BOSTON – A Peabody investment advisor pleaded guilty today to defrauding several Boston-area residents out of their retirement savings.
John Michael Babiarz, 40, of Peabody, pleaded guilty before U.S. District Judge F. Dennis Saylor, IV to wire fraud and aggravated identity theft. In December 2013, Babiarz was arrested and charged. He is scheduled to be sentenced on August 1, 2014.
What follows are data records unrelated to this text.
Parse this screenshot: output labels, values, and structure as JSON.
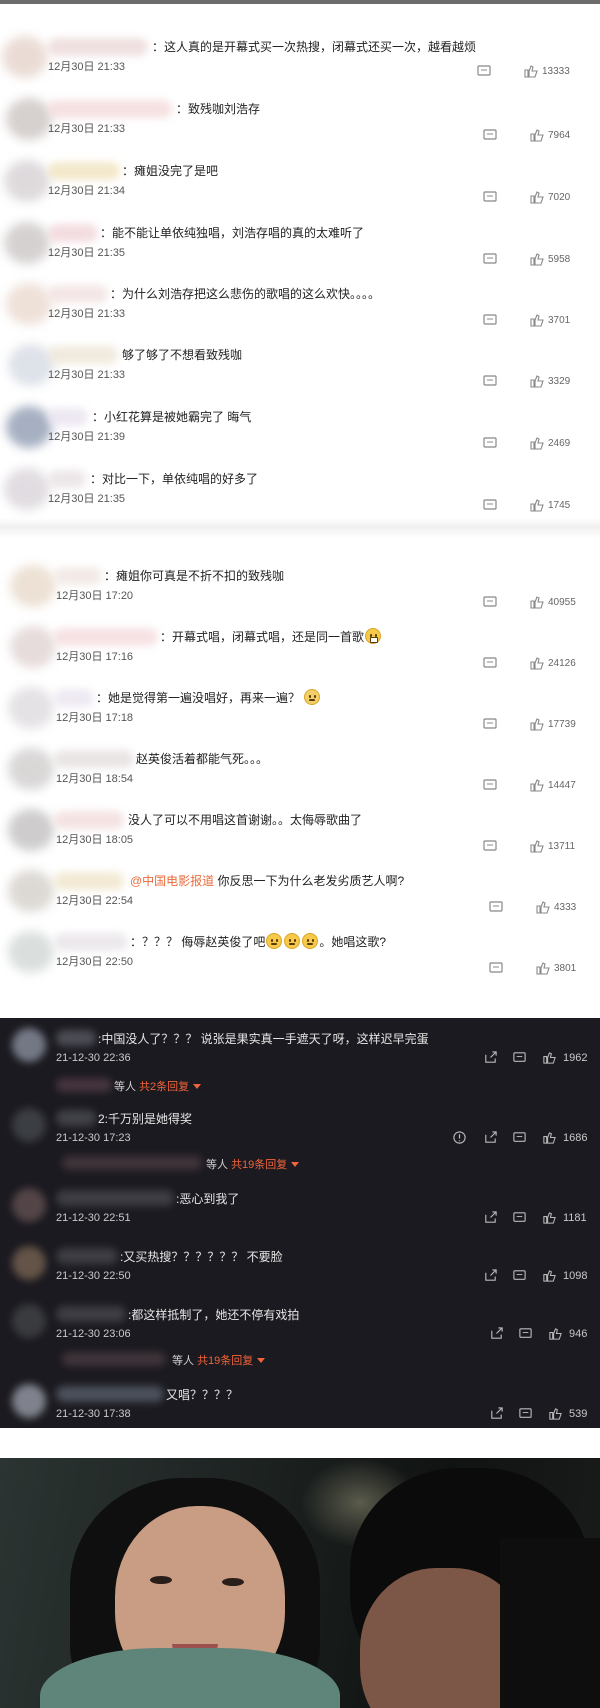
{
  "block1": [
    {
      "text": "：这人真的是开幕式买一次热搜，闭幕式还买一次，越看越烦",
      "time": "12月30日 21:33",
      "likes": "13333"
    },
    {
      "text": "：致残咖刘浩存",
      "time": "12月30日 21:33",
      "likes": "7964"
    },
    {
      "text": "：瘫姐没完了是吧",
      "time": "12月30日 21:34",
      "likes": "7020"
    },
    {
      "text": "：能不能让单依纯独唱，刘浩存唱的真的太难听了",
      "time": "12月30日 21:35",
      "likes": "5958"
    },
    {
      "text": "：为什么刘浩存把这么悲伤的歌唱的这么欢快。。。。",
      "time": "12月30日 21:33",
      "likes": "3701"
    },
    {
      "text": "够了够了不想看致残咖",
      "time": "12月30日 21:33",
      "likes": "3329"
    },
    {
      "text": "：小红花算是被她霸完了 晦气",
      "time": "12月30日 21:39",
      "likes": "2469"
    },
    {
      "text": "：对比一下，单依纯唱的好多了",
      "time": "12月30日 21:35",
      "likes": "1745"
    }
  ],
  "block2": [
    {
      "text": "：瘫姐你可真是不折不扣的致残咖",
      "time": "12月30日 17:20",
      "likes": "40955"
    },
    {
      "text": "：开幕式唱，闭幕式唱，还是同一首歌",
      "time": "12月30日 17:16",
      "likes": "24126"
    },
    {
      "text": "：她是觉得第一遍没唱好，再来一遍？",
      "time": "12月30日 17:18",
      "likes": "17739"
    },
    {
      "text": "赵英俊活着都能气死。。。",
      "time": "12月30日 18:54",
      "likes": "14447"
    },
    {
      "text": "没人了可以不用唱这首谢谢。。太侮辱歌曲了",
      "time": "12月30日 18:05",
      "likes": "13711"
    },
    {
      "mention": "@中国电影报道",
      "text": " 你反思一下为什么老发劣质艺人啊?",
      "time": "12月30日 22:54",
      "likes": "4333"
    },
    {
      "text": "：？？？ 侮辱赵英俊了吧",
      "text_after": "。她唱这歌?",
      "time": "12月30日 22:50",
      "likes": "3801"
    }
  ],
  "dark": [
    {
      "text": ":中国没人了？？？ 说张是果实真一手遮天了呀，这样迟早完蛋",
      "time": "21-12-30 22:36",
      "likes": "1962",
      "replies_prefix": "等人",
      "replies_count": "共2条回复"
    },
    {
      "text": "2:千万别是她得奖",
      "time": "21-12-30 17:23",
      "likes": "1686",
      "replies_prefix": "等人",
      "replies_count": "共19条回复"
    },
    {
      "text": ":恶心到我了",
      "time": "21-12-30 22:51",
      "likes": "1181"
    },
    {
      "text": ":又买热搜？？？？？？ 不要脸",
      "time": "21-12-30 22:50",
      "likes": "1098"
    },
    {
      "text": ":都这样抵制了，她还不停有戏拍",
      "time": "21-12-30 23:06",
      "likes": "946",
      "replies_prefix": "等人",
      "replies_count": "共19条回复"
    },
    {
      "text": "又唱？？？？",
      "time": "21-12-30 17:38",
      "likes": "539"
    }
  ],
  "colors": {
    "mention": "#e86b3b",
    "reply_accent": "#f0633a",
    "dark_bg": "#1b1a20"
  },
  "icons": [
    "comment-icon",
    "like-icon",
    "share-icon",
    "report-icon",
    "emoji-grin",
    "emoji-tear",
    "emoji-smile"
  ]
}
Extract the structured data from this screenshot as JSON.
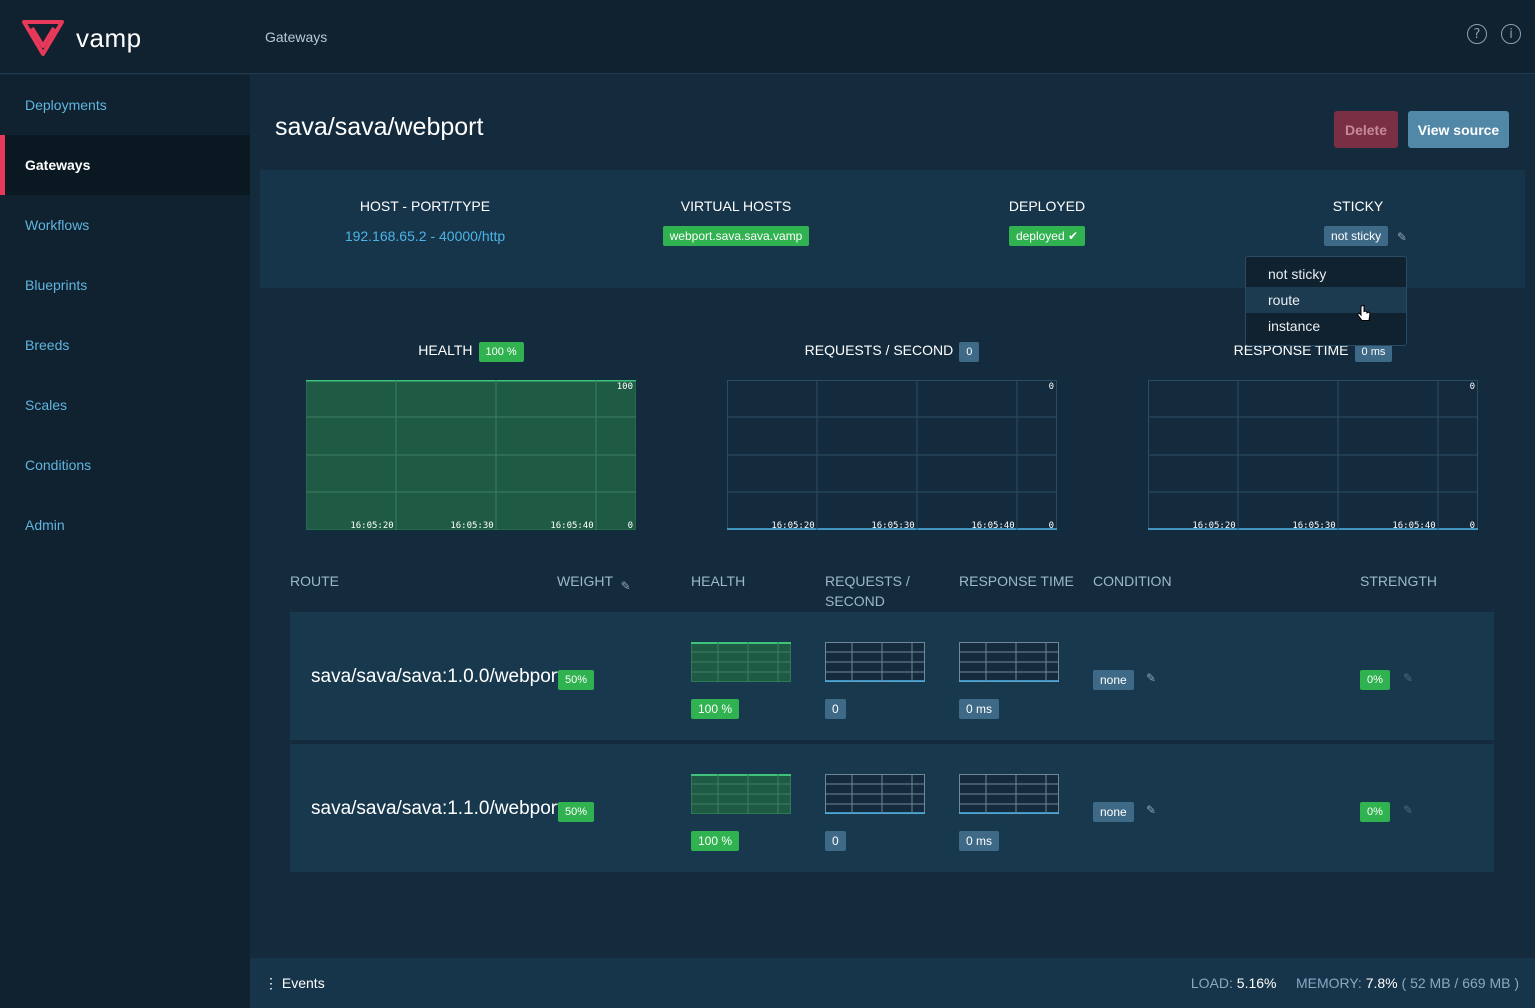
{
  "app": {
    "name": "vamp",
    "section": "Gateways",
    "colors": {
      "accent": "#e8395b",
      "green": "#2fb24f",
      "slate": "#3e6a87",
      "link": "#4cb3e6"
    }
  },
  "header": {
    "crumb": "Gateways",
    "icons": [
      "help-icon",
      "info-icon"
    ],
    "help_glyph": "?",
    "info_glyph": "i"
  },
  "sidebar": {
    "items": [
      {
        "label": "Deployments"
      },
      {
        "label": "Gateways"
      },
      {
        "label": "Workflows"
      },
      {
        "label": "Blueprints"
      },
      {
        "label": "Breeds"
      },
      {
        "label": "Scales"
      },
      {
        "label": "Conditions"
      },
      {
        "label": "Admin"
      }
    ]
  },
  "gateway": {
    "title": "sava/sava/webport",
    "delete_label": "Delete",
    "source_label": "View source",
    "host_head": "HOST - PORT/TYPE",
    "host_value": "192.168.65.2 - 40000/http",
    "vhosts_head": "VIRTUAL HOSTS",
    "vhost": "webport.sava.sava.vamp",
    "deployed_head": "DEPLOYED",
    "deployed": "deployed ✔",
    "sticky_head": "STICKY",
    "sticky": "not sticky",
    "sticky_options": [
      "not sticky",
      "route",
      "instance"
    ],
    "sticky_hover": "route"
  },
  "metrics": {
    "health_title": "HEALTH",
    "health_badge": "100 %",
    "rps_title": "REQUESTS / SECOND",
    "rps_badge": "0",
    "rt_title": "RESPONSE TIME",
    "rt_badge": "0 ms",
    "health_max": "100",
    "rps_max": "0",
    "rt_max": "0",
    "min": "0",
    "x_ticks": [
      "16:05:20",
      "16:05:30",
      "16:05:40"
    ]
  },
  "table": {
    "headers": {
      "route": "ROUTE",
      "weight": "WEIGHT",
      "health": "HEALTH",
      "requests_1": "REQUESTS /",
      "requests_2": "SECOND",
      "response": "RESPONSE TIME",
      "condition": "CONDITION",
      "strength": "STRENGTH"
    },
    "rows": [
      {
        "route": "sava/sava/sava:1.0.0/webport",
        "weight": "50%",
        "health": "100 %",
        "rps": "0",
        "rt": "0 ms",
        "condition": "none",
        "strength": "0%"
      },
      {
        "route": "sava/sava/sava:1.1.0/webport",
        "weight": "50%",
        "health": "100 %",
        "rps": "0",
        "rt": "0 ms",
        "condition": "none",
        "strength": "0%"
      }
    ]
  },
  "footer": {
    "events": "Events",
    "load_label": "LOAD:",
    "load": "5.16%",
    "memory_label": "MEMORY:",
    "memory": "7.8%",
    "memory_detail": "( 52 MB / 669 MB )"
  }
}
Following his termination in September 2011from Bishop, Rosen & Co., a retail brokerage firm headquartered in New York, Babiarz falsely told some of his former clients that he had taken a job at Fidelity Investments, the Boston-based asset management firm. Babiarz told other clients that he was working as an independent financial advisor. Babiarz told his clients that he could continue to manage their money if they opened online brokerage accounts at Fidelity. Babiarz assisted the individuals in opening such accounts online, and in so doing, set up the user names and passwords for those accounts. Unbeknownst to his clients, Babiarz then caused their funds – or money he borrowed in their names on margin – to be diverted to accounts that he controlled at several other banks and brokerage firms. Babiarz used the money to buy a new home and a car, and to pay other personal expenses.
Babiarz was previously charged in an administrative complaint brought by the Massachusetts Securities Division with engaging in unregistered and fraudulent activities in violation of the Massachusetts Uniform Securities Act and applicable regulations.
Babiarz faces a maximum sentence of 20 years in prison, three years of supervised release and a $250,000 fine, or twice the gross gain or loss from the offense on the wire fraud charge and a mandatory consecutive term of two years in prison, one year of supervised release, and a fine of $250,000 on the charge of aggravated identity theft.
United States Attorney Carmen M. Ortiz and Shelly Binkowski, Inspector in Charge of the U.S. Postal Inspection Service, made the announcement today. The case is being prosecuted by Assistant United States Attorney Stephen E. Frank of Ortiz’s Economic Crimes Unit.